Bethesda Pulls Free Elder Scrolls Tabletop RPG That Ripped Off A D&D Module

Yesterday Bethesda released a free promotional tabletop role-playing game module set in Elsweyr, the setting for the Facebook page due to its striking similarities to a Dungeons & Dragons adventure published by Wizards of the Coast in 2016.

“We have pulled a previously shared ESO tabletop RPG adventure while we investigate the source,” a post on Bethesda’s page now reads. “Thank you to those who reached out with concerns.”

The Dungeons & Dragons module in question is “The Black Road”, published as part of the D&D Adventurers League, the ongoing official campaign of the classic tabletop RPG.

Written by Paige Leitman and Ben Heisler, it’s an adventure for beginning characters that tasks them with guarding a caravan delivering a statue to the Shrine of Axes in the village of Parnast.

The Elder Scrolls Online: Elsweyr adventure, helpfully archived online by the folks over at Ars Technica and still available via Bethesda’s Dropbox, tasks players with guarding a caravan as it travels through the desert of Elsweyr in order to deliver a statue to the city of Rimmen. According to the byline at the end of the PDF file, this adventure was written by someone named Karrym Herbar. The Facebook post that announced the adventure, now removed, said it came from “our friends over at Bethesda Netherlands.”

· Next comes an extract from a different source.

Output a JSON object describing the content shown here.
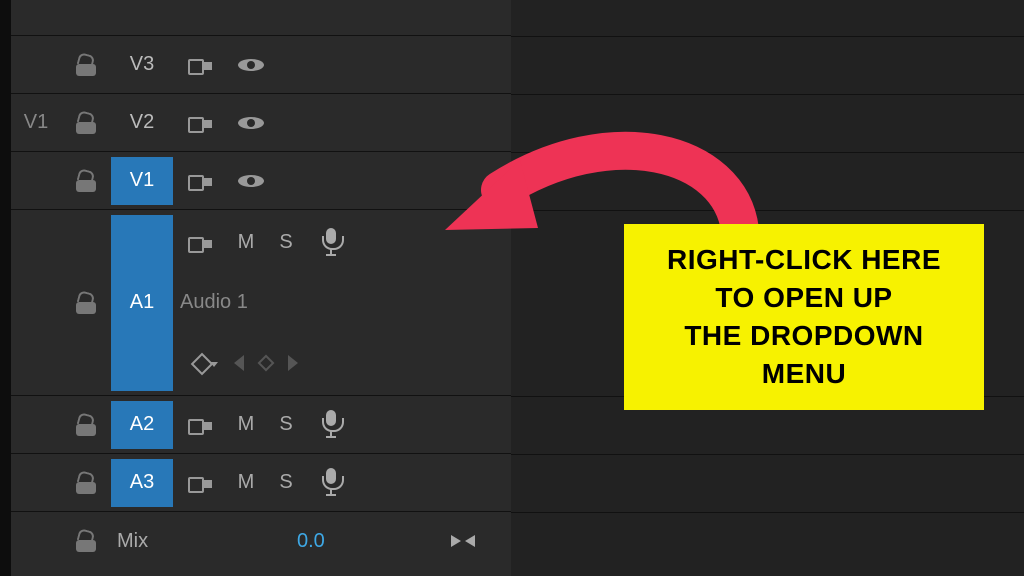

Here’s the opening of The Black Road”, via a copy of the module I purchased for a couple of bucks from The Dungeon Masters Guild store.

There’s nothing like the desert to make people feel small and insignificant. In every direction, huge dunes roll across the landscape, and an even bigger sky looms above. The oasis of Vuerthyl is a motley collection of sun-bleached tents in the vast Anauroch desert. Through various means, it has been arranged that you would meet Azam the caravaneer in the large, Calimshanstyled tent that passes for a tavern here.

A pair of tieflings, who seem to be unaffected by the heat, eye approaching visitors warily. The dim interior of the tent is a relief from the bright light and wind, though it’s as hot here as anywhere else. The gentle sounds of a stringed instrument fill the air, and the people inside are hunched over food, drink, and conversation. A dragonborn with rust-coloured scales greets you, and guides you to a private table. There are a few other adventurers here.

And here is the opening to the Elsweyr module.

Nothing beats the desert to make people feel small and unimportant. In every direction enormous dunes roll across the landscape, and an even larger empty air skies above it. The oasis on the border between Cyrodiil and Elsweyr is a colourful collection of sun-drenched tents in the vast desert of Elsweyr. In various ways it is arranged that a group of adventurers would get acquainted with the caravan leader named Kar’reem.

His big tent is filled with several Khajiit, which seem unaffected by the heat, they stare at you cautiously. The dim interior of the tent is a relief compared to the bright sunlight from outside, even though it is still as hot inside as out there. The soft sounds of stringed instrument fill the air, and the people are busy over eating, drinking, and conversation. An Argonian servant escorts you to an empty table.

It’s a very sloppy rewording of “The Black Road” version, with The Elder Scrolls locations replacing those of Dungeons & Dragons’ Forgotten Realms setting. The whole text is like that. The original D&D version mentions a “dragonborn servant.” The Elder Scrolls Online version changes it to an “Argonian servant.” The original version has the players fight goblins. The copy changes it to bandits.

Bethesda’s announcement post was filled with people pointing out similarities between “The Black Road” and the Elsweyr adventure. Eventually, Paige Leitman, co-author of the D&D module, entered the thread to post a series of comparisons between the two. Ars Technica archived the whole set. Here’s one, comparing the information the leader of the caravan is willing to give players on the two adventures. Even the non-player character’s name is the same.

Having read both adventures through completely, it’s obvious to me that the Elsweyr adventure was completely cribbed from the work of Leitman and Heisler.

I can see how the blatant plagiarism might have slipped by Bethesda’s notice, but somewhere down the line someone took the pair’s work, twisted it and presented it as their own.